Athletes need a voice and it’s right that sports and federations create the correct platform for them to be heard.

Perhaps more than ever that’s the case with what we’ve woken up to this week with the row at British Gymnastics, the racism allegations in women’s football regarding Eni Aluko and also in my own sport. And that’s just to name a few.

It’s not easy to stand up, break free from the herd and be listened to but it’s essential that athletes feel that they can do exactly that. The idea that someone feels they can’t speak out for fear of not being selected or losing their funding, that simply cannot be tolerated.

I was fairly outspoken back in my day as an athlete and I caused a few issues which probably cost me a place in the British team at the 1988 Olympic Games.

So this is not a new concept, and it’s certainly not alien to me, but it is vital that athletes feel that they can speak out if they’re in an environment in which they don’t feel safe or secure without fear of being cut for a team or whatever it is.

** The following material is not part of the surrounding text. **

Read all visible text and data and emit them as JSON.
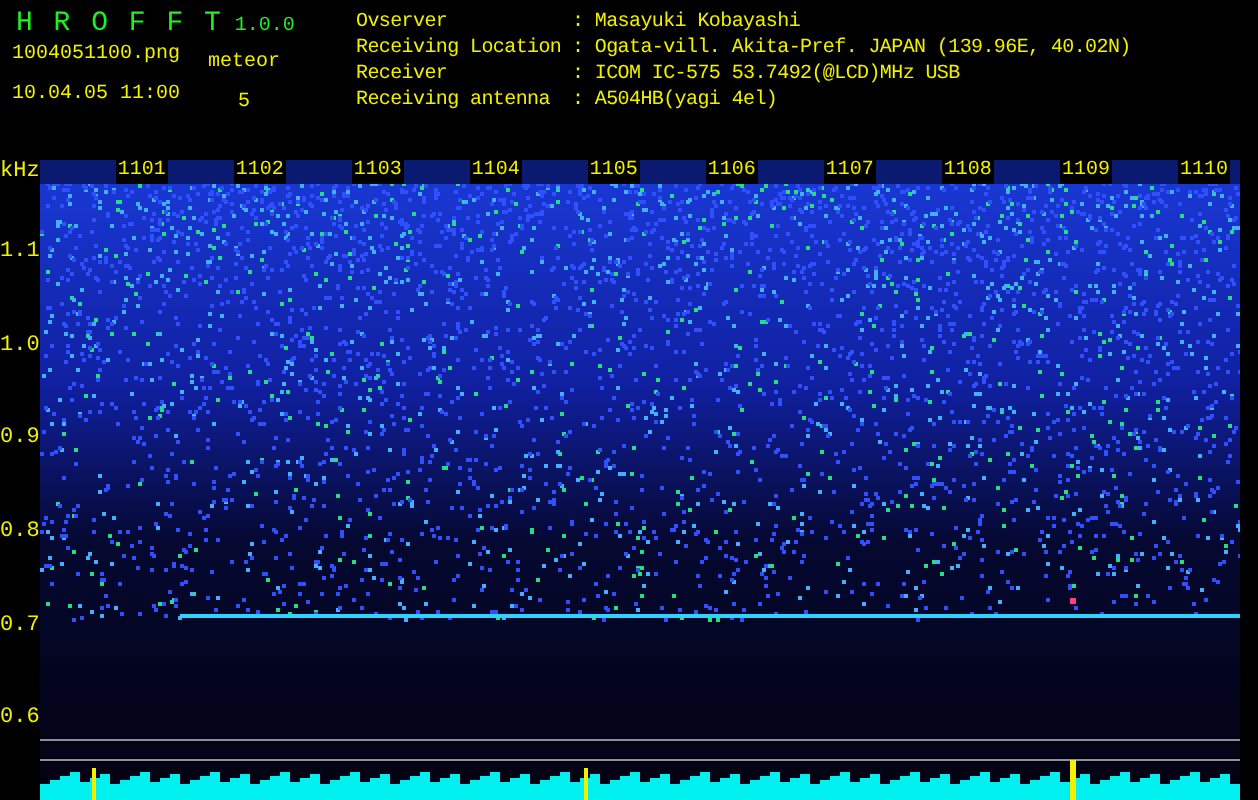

With my other hat on as President of the International Association of Athletics Federations (IAAF), don’t get me wrong — such an approach can make life complicated with an athlete questioning a federation.

But athletes need a platform to air their concerns. That will be uncomfortable and sometimes that will cause unease but it makes federations or coaches or whatever it is take a closer look at themselves and realise that often there is the need for change.

I know I’ve had some pretty tough and feisty conversations with athletes, particularly in light of the Russian problem. We were being pushed — and rightly so — to find out what we were going to do about it.

Sports leaders must also have the muscle and the mindset to dig deep for root cause not skate along the surface

Seb Coe

In many ways, it is the athletes that are best placed to make those changes. Take our sport — the athletes have a network and pathways often closer to the ground to unearth malevolent practices better than people like me. And the intelligence they can share can be pretty cutting edge.

The ultimate case in point is Russian 800m runner and whistleblower Yuliya Stepanova. It’s important that she gets the recognition she deserves, which is why I invited her to address the first IAAF values commission.

As an athlete I always tried to make my voice heard and I was fairly outspoken, whether that be about apartheid in sport or the issue of the sport being amateur or professional some years ago now when we were having that debate. As an athlete, it was important to usher in change.

I was lucky enough to be on the first athletes’ commission back in 1981 when, along with some other athletes, I was invited by then International Olympic Committee president Juan Antonio Samaranch to speak at IAAF Congress.

Thomas Bach, the current IOC President, was another driving force of that group of athletes, which also consisted of the great Kenyan runner Kip Keino, Pal Schmitt, who would go on to become Hungarian president, and Ken Read, who would later play a key role in the Winter Games.

Little did we know then but it was Samaranch’s plan for the early formation of a proper athletes’ commission, and he was smart enough to be moving the IOC from a small chateau in Switzerland to a multi-billion-pound business. He knew he needed to take the athletes with him. And on that occasion, I had four minutes as the first athlete to address IOC Congress.

It’s been interesting to see the evolution of the process in the intervening 36 years. There’s not a coach I’ve worked with or other coaches in athletics and other sports I know that would countenance anything against the welfare of their athlete. For them, these athletes are like family.

The overwhelming number of coaches in this world are good, and they enormously overwhelm and outnumber the poor ones, and bullying by a coach simply will not be tolerated. If anything, it’s self-defeating.

Of course, coaches need to be uncompromising and most of the best athletes will tell you that they welcome creative criticism as they need to get better. And we can’t get to a situation where we turn this into a witch hunt on the many, many good coaches out there.

I’ve heard for calls for an independent ombudsman to address sporting grievances in this country, and my instinct is that’s not necessarily the right way to go.

Instinctively for me, the better avenue is to have independent structures within a body as we have in athletics. Take the Athletics Integrity Unit under David Howman, for example.

I don’t know what’s passing under his radar, or for that matter what passes through our portal, which I believe had 40 messages in its opening 24 hours, which shows the value of having a place where athletes feel safe to air their concerns.

Let’s be clear here. All sports leaders have an obligation to create an environment for athletes to compete and raise concerns without fear or recrimination but that means they must also have the muscle and the mindset to dig deep for root cause not skate along the surface.

A big part of that has been Russia. Pressure mounted further yesterday on the International Olympic Committee to act against Russia ahead of the Winter Olympics as its anti-doping agency was again declared not fit for purpose. The IOC’s executive board will meet in Lausanne on December 5 to decide what action will be taken — Bach has remained reluctant to impose a wholesale ban on Russia at the Games.

The latest report from Rune Andersen and his taskforce in Russia when the IAAF meets at the end of the month in Monaco will be equally critical.